Obtaining the Trace File

Then we run the QA example with tracing enabled:

answer_questions.py
from appl import AIRole, gen, ppl
from appl.const import NEWLINE


@ppl(ctx="copy")  # copy the context from caller
def get_answer(question: str):
    question  # append to the prompt
    return gen()  # return as a future object


@ppl  # marks APPL function
def answer_questions(quotation: str, questions: list[str]):
    "Extract the name of the author from the quotation below and answer questions."
    quotation  # append to the prompt
    with AIRole():  # assistant message
        f"The name of the author is {gen(stop='.')}"  # specify the prefix
    return [get_answer(q) for q in questions]  # parallelize calls


quotation = '"Simplicity is the ultimate sophistication." -- Leonardo da Vinci'
questions = [
    "In what era did the author live?",
    "What is the most famous painting of the author?",
]
for ans in answer_questions(quotation, questions):
    print(ans)
$ python answer_questions.py

You can find the result trace file in the specified path. The default location is ./dumps/traces/answer_questions_<the timestamp>.pkl. You can visualize the trace file using the method you want.

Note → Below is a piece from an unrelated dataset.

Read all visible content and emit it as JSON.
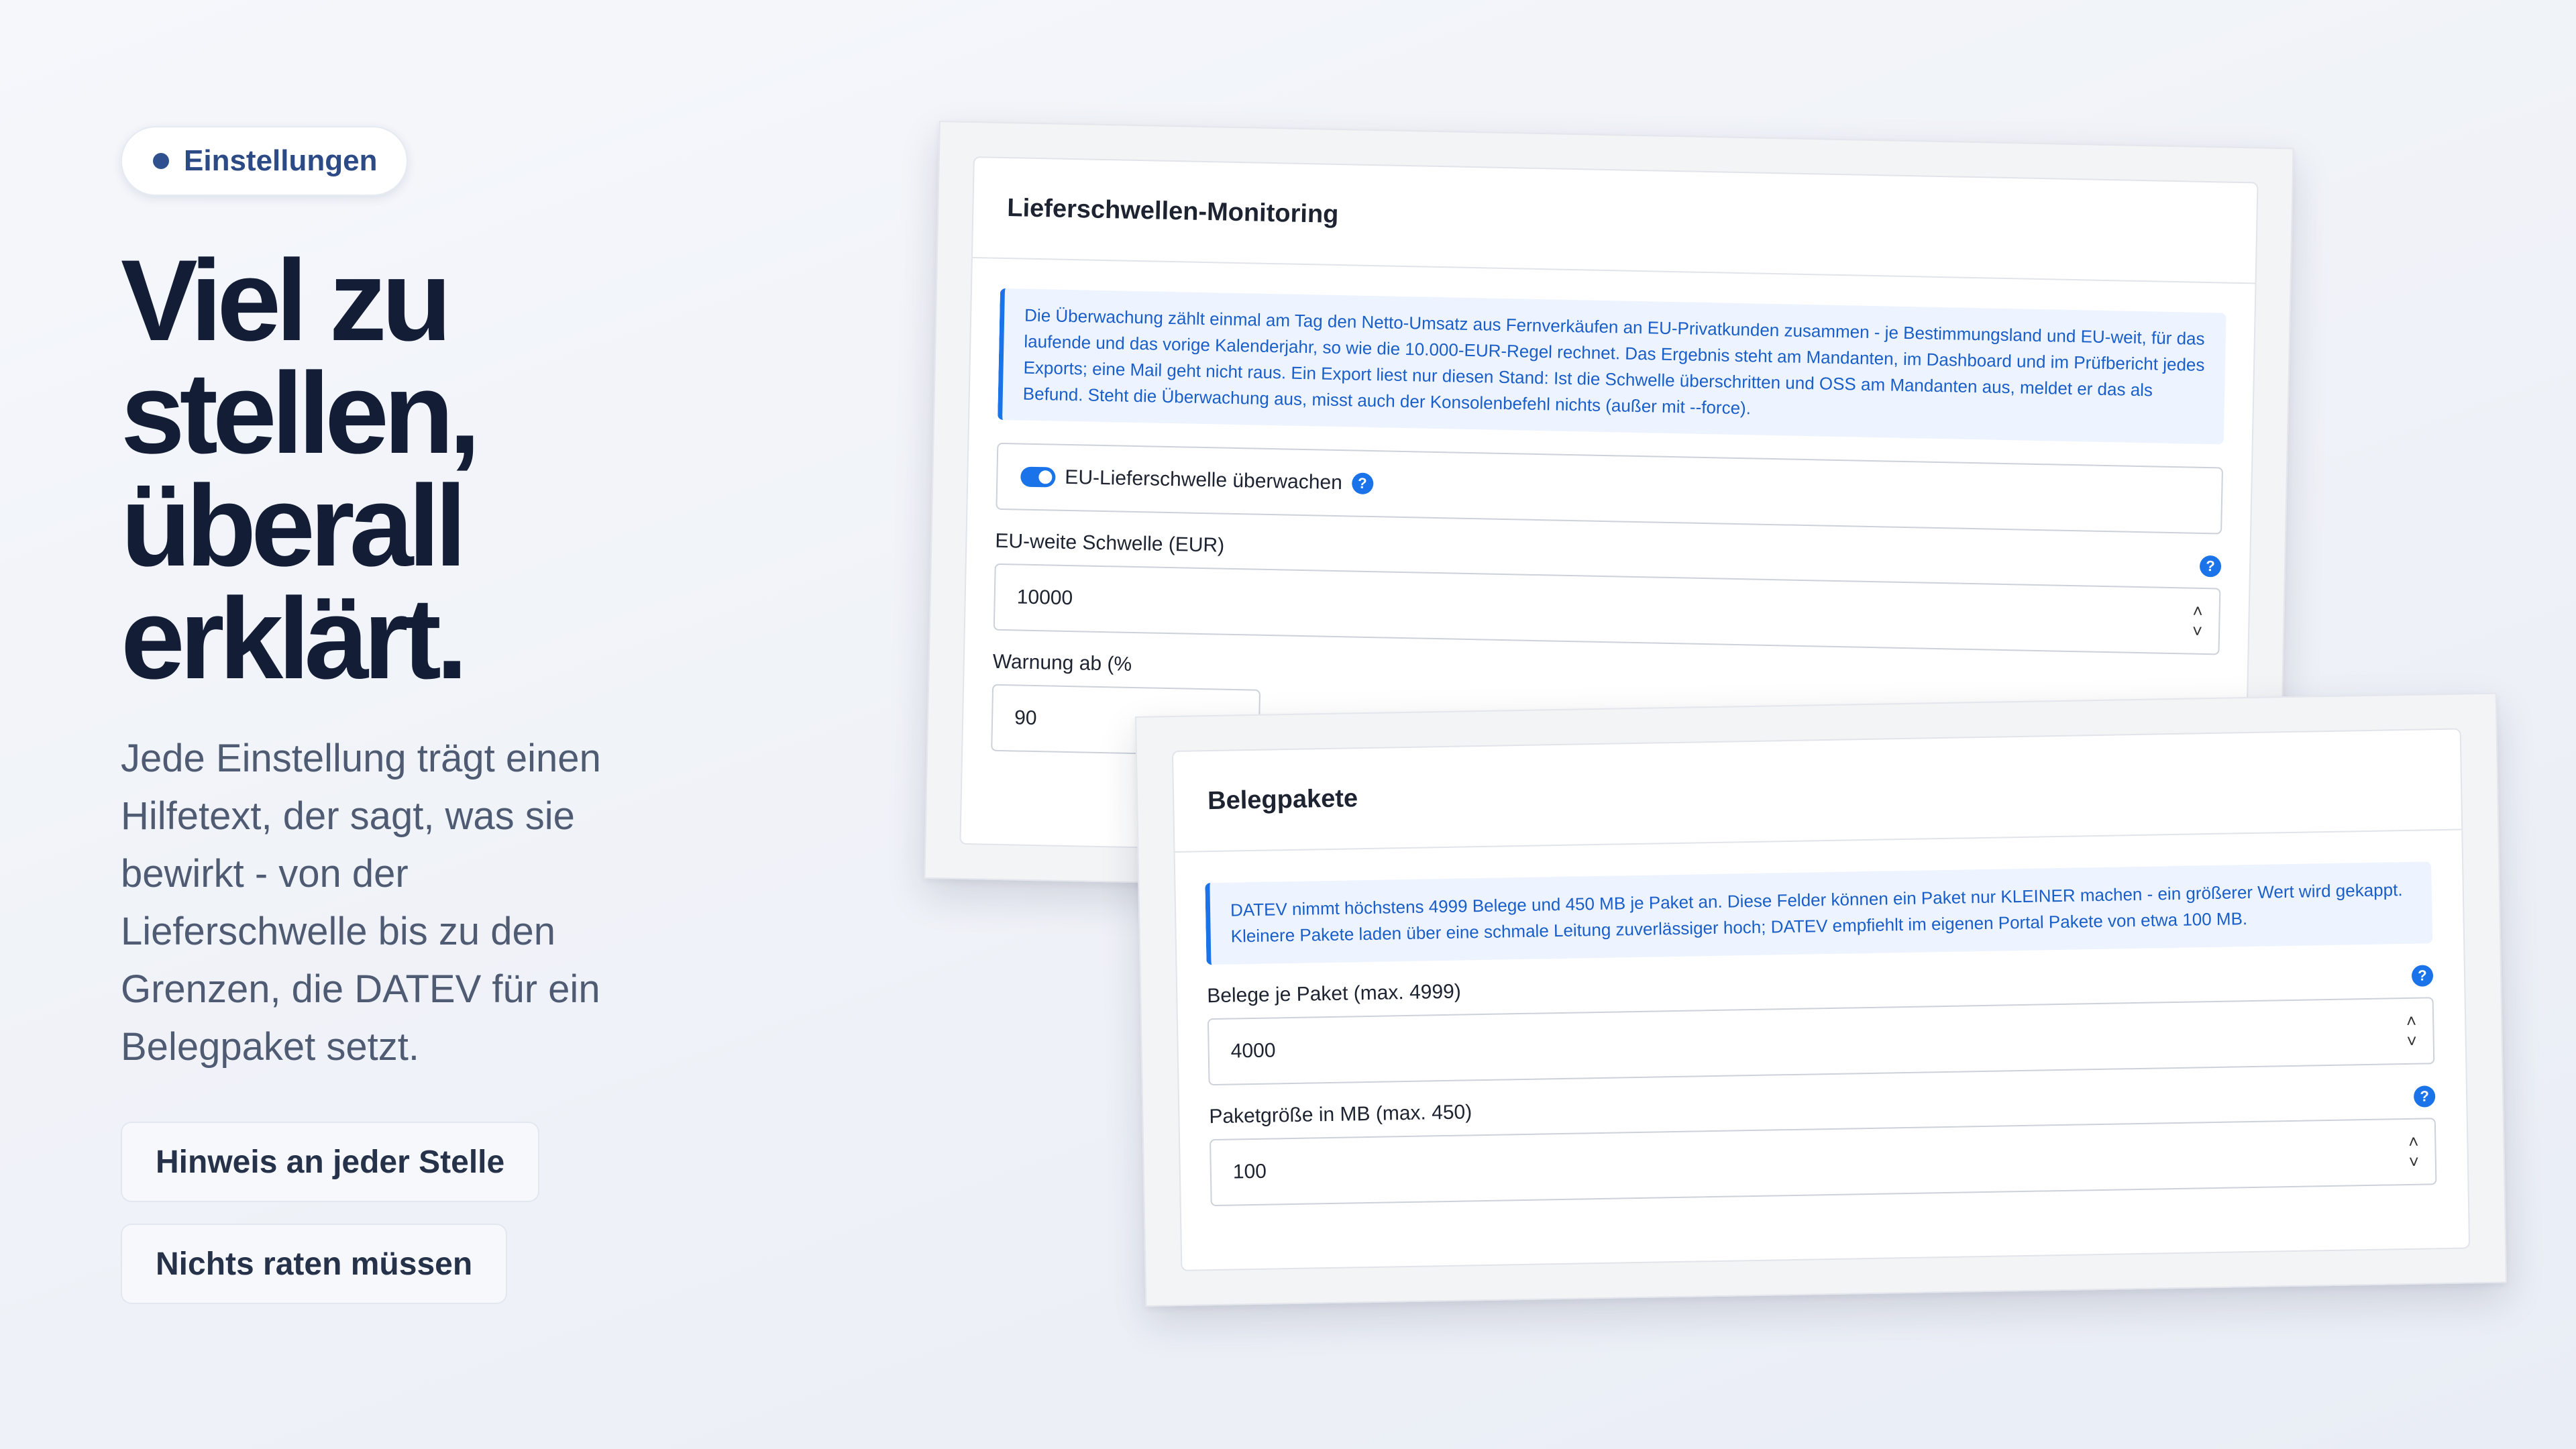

Resuming from a Previous Trace

You can reproduce the execution results from a previous trace by specifying the APPL_RESUME_TRACE environment variable with the path to the trace file:

$ APPL_RESUME_TRACE=<path to the trace file> python answer_questions.py

Then each LM call will be loaded from the trace file if it exists (loading from the trace is of higher priority than the persistent cache). Such loading can be useful for:

  • Debugging a specific LM call: the LM calls before that can be loaded from the trace file, therefore no need to resend them with extra costs.
  • Reproducible results: the trace file can be shared with others to reproduce the same results.
  • Recovery from failures: if the program fails, you can resume from the trace file to avoid resending the LM calls.

strict_match for calls with same prompts

When strict_match is False, the LM calls with the same prompt will load the same response from the trace file. To load the response for each LM call correspondingly, you can set strict_match to True (which is the default setting), then the gen_id of the LM call will also be used for matching.

Visualizing the Trace

Langfuse is an open-source web-based tool for visualizing traces and LLM calls.

You can host Langfuse locally or use public version.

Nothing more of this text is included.